The TERM BREAKER setting specifies the algorithm to use for breaking strings into terms.

SAP Sybase IQ GENERIC (the default) or NGRAM for storing terms.

Note: NGRAM term breakers store n-grams. An n-gram is a group of characters of length n where n is the value of MAXIMUM TERM LENGTH.

Regardless of the term breaker you specify, the database server records in the TEXT index the original positional information for terms when they are inserted into the TEXT index. In the case of n-grams, the positional information of the n-grams is stored, not the positional information for the original terms.

TERM BREAKER impact
To TEXT index To query terms
  • GENERIC TEXT index – when building a GENERIC TEXT index (the default), groups of alphanumeric characters appearing between non-alphanumeric characters are processed as terms by the database server. After the terms have been defined, terms that exceed the term length settings, and terms found in the stoplist, are counted but not inserted in the TEXT index.

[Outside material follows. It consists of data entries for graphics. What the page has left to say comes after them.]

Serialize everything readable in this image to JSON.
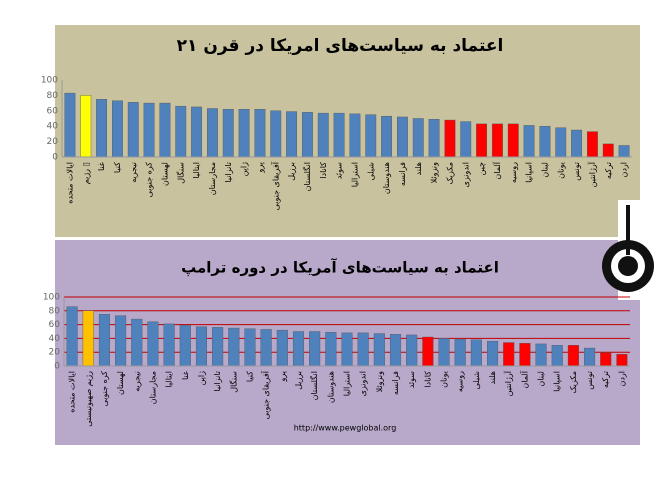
{
  "chart_data": [
    {
      "type": "bar",
      "title": "اعتماد به سیاست‌های امریکا در قرن ۲۱",
      "categories": [
        "ایالات متحده",
        "رژیم ▯",
        "غنا",
        "کنیا",
        "نیجریه",
        "کره جنوبی",
        "لهستان",
        "سنگال",
        "ایتالیا",
        "مجارستان",
        "تانزانیا",
        "ژاپن",
        "پرو",
        "آفریقای جنوبی",
        "برزیل",
        "انگلستان",
        "کانادا",
        "سوئد",
        "استرالیا",
        "شیلی",
        "هندوستان",
        "فرانسه",
        "هلند",
        "ونزوئلا",
        "مکزیک",
        "اندونزی",
        "چین",
        "آلمان",
        "روسیه",
        "اسپانیا",
        "لبنان",
        "یونان",
        "تونس",
        "آرژانتین",
        "ترکیه",
        "اردن"
      ],
      "values": [
        83,
        80,
        75,
        73,
        71,
        70,
        70,
        66,
        65,
        63,
        62,
        62,
        62,
        60,
        59,
        58,
        57,
        57,
        56,
        55,
        53,
        52,
        50,
        49,
        48,
        46,
        43,
        43,
        43,
        41,
        40,
        38,
        35,
        33,
        17,
        15
      ],
      "colors": [
        "#4f81bd",
        "#ffff00",
        "#4f81bd",
        "#4f81bd",
        "#4f81bd",
        "#4f81bd",
        "#4f81bd",
        "#4f81bd",
        "#4f81bd",
        "#4f81bd",
        "#4f81bd",
        "#4f81bd",
        "#4f81bd",
        "#4f81bd",
        "#4f81bd",
        "#4f81bd",
        "#4f81bd",
        "#4f81bd",
        "#4f81bd",
        "#4f81bd",
        "#4f81bd",
        "#4f81bd",
        "#4f81bd",
        "#4f81bd",
        "#ff0000",
        "#4f81bd",
        "#ff0000",
        "#ff0000",
        "#ff0000",
        "#4f81bd",
        "#4f81bd",
        "#4f81bd",
        "#4f81bd",
        "#ff0000",
        "#ff0000",
        "#4f81bd"
      ],
      "ylim": [
        0,
        100
      ],
      "yticks": [
        0,
        20,
        40,
        60,
        80,
        100
      ],
      "grid": false,
      "background": "#c8c29f"
    },
    {
      "type": "bar",
      "title": "اعتماد به سیاست‌های آمریکا در دوره ترامپ",
      "categories": [
        "ایالات متحده",
        "رژیم صهیونیستی",
        "کره جنوبی",
        "لهستان",
        "نیجریه",
        "مجارستان",
        "ایتالیا",
        "غنا",
        "ژاپن",
        "تانزانیا",
        "سنگال",
        "کنیا",
        "آفریقای جنوبی",
        "پرو",
        "برزیل",
        "انگلستان",
        "هندوستان",
        "استرالیا",
        "اندونزی",
        "ونزوئلا",
        "فرانسه",
        "سوئد",
        "کانادا",
        "یونان",
        "روسیه",
        "شیلی",
        "هلند",
        "آرژانتین",
        "آلمان",
        "لبنان",
        "اسپانیا",
        "مکزیک",
        "تونس",
        "ترکیه",
        "اردن"
      ],
      "values": [
        86,
        80,
        75,
        73,
        68,
        64,
        61,
        59,
        57,
        56,
        55,
        54,
        53,
        52,
        50,
        50,
        49,
        48,
        48,
        47,
        46,
        45,
        42,
        40,
        39,
        38,
        36,
        34,
        33,
        32,
        30,
        30,
        26,
        19,
        17
      ],
      "colors": [
        "#4f81bd",
        "#ffc000",
        "#4f81bd",
        "#4f81bd",
        "#4f81bd",
        "#4f81bd",
        "#4f81bd",
        "#4f81bd",
        "#4f81bd",
        "#4f81bd",
        "#4f81bd",
        "#4f81bd",
        "#4f81bd",
        "#4f81bd",
        "#4f81bd",
        "#4f81bd",
        "#4f81bd",
        "#4f81bd",
        "#4f81bd",
        "#4f81bd",
        "#4f81bd",
        "#4f81bd",
        "#ff0000",
        "#4f81bd",
        "#4f81bd",
        "#4f81bd",
        "#4f81bd",
        "#ff0000",
        "#ff0000",
        "#4f81bd",
        "#4f81bd",
        "#ff0000",
        "#4f81bd",
        "#ff0000",
        "#ff0000"
      ],
      "ylim": [
        0,
        100
      ],
      "yticks": [
        0,
        20,
        40,
        60,
        80,
        100
      ],
      "grid": true,
      "grid_color": "#c00000",
      "background": "#b8a9cb",
      "source": "http://www.pewglobal.org"
    }
  ]
}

    Performance on GENERIC TEXT indexes can be faster than NGRAM TEXT indexes. However, you cannot perform fuzzy searches on GENERIC TEXT indexes.

  • GENERIC TEXT index – when querying a GENERIC TEXT index, terms in the query string are processed in the same manner as if they were being indexed. Matching is performed by comparing query terms to terms in the TEXT index.
  • NGRAM TEXT index – when building an NGRAM TEXT index, the database server treats as a term any group of alphanumeric characters between non-alphanumeric characters. Once the terms are defined, the database server breaks the terms into n-grams. In doing so, terms shorter than n, and n-grams that are in the stoplist, are discarded.

    For example, for an NGRAM TEXT index with MAXIMUM TERM LENGTH 3, the string 'my red table' is represented in the TEXT index as these n-grams: red tab abl ble.

  • NGRAM TEXT index – when querying an NGRAM TEXT index, terms in the query string are processed in the same manner as if they were being indexed. Matching is performed by comparing n-grams from the query terms to n-grams from the indexed terms.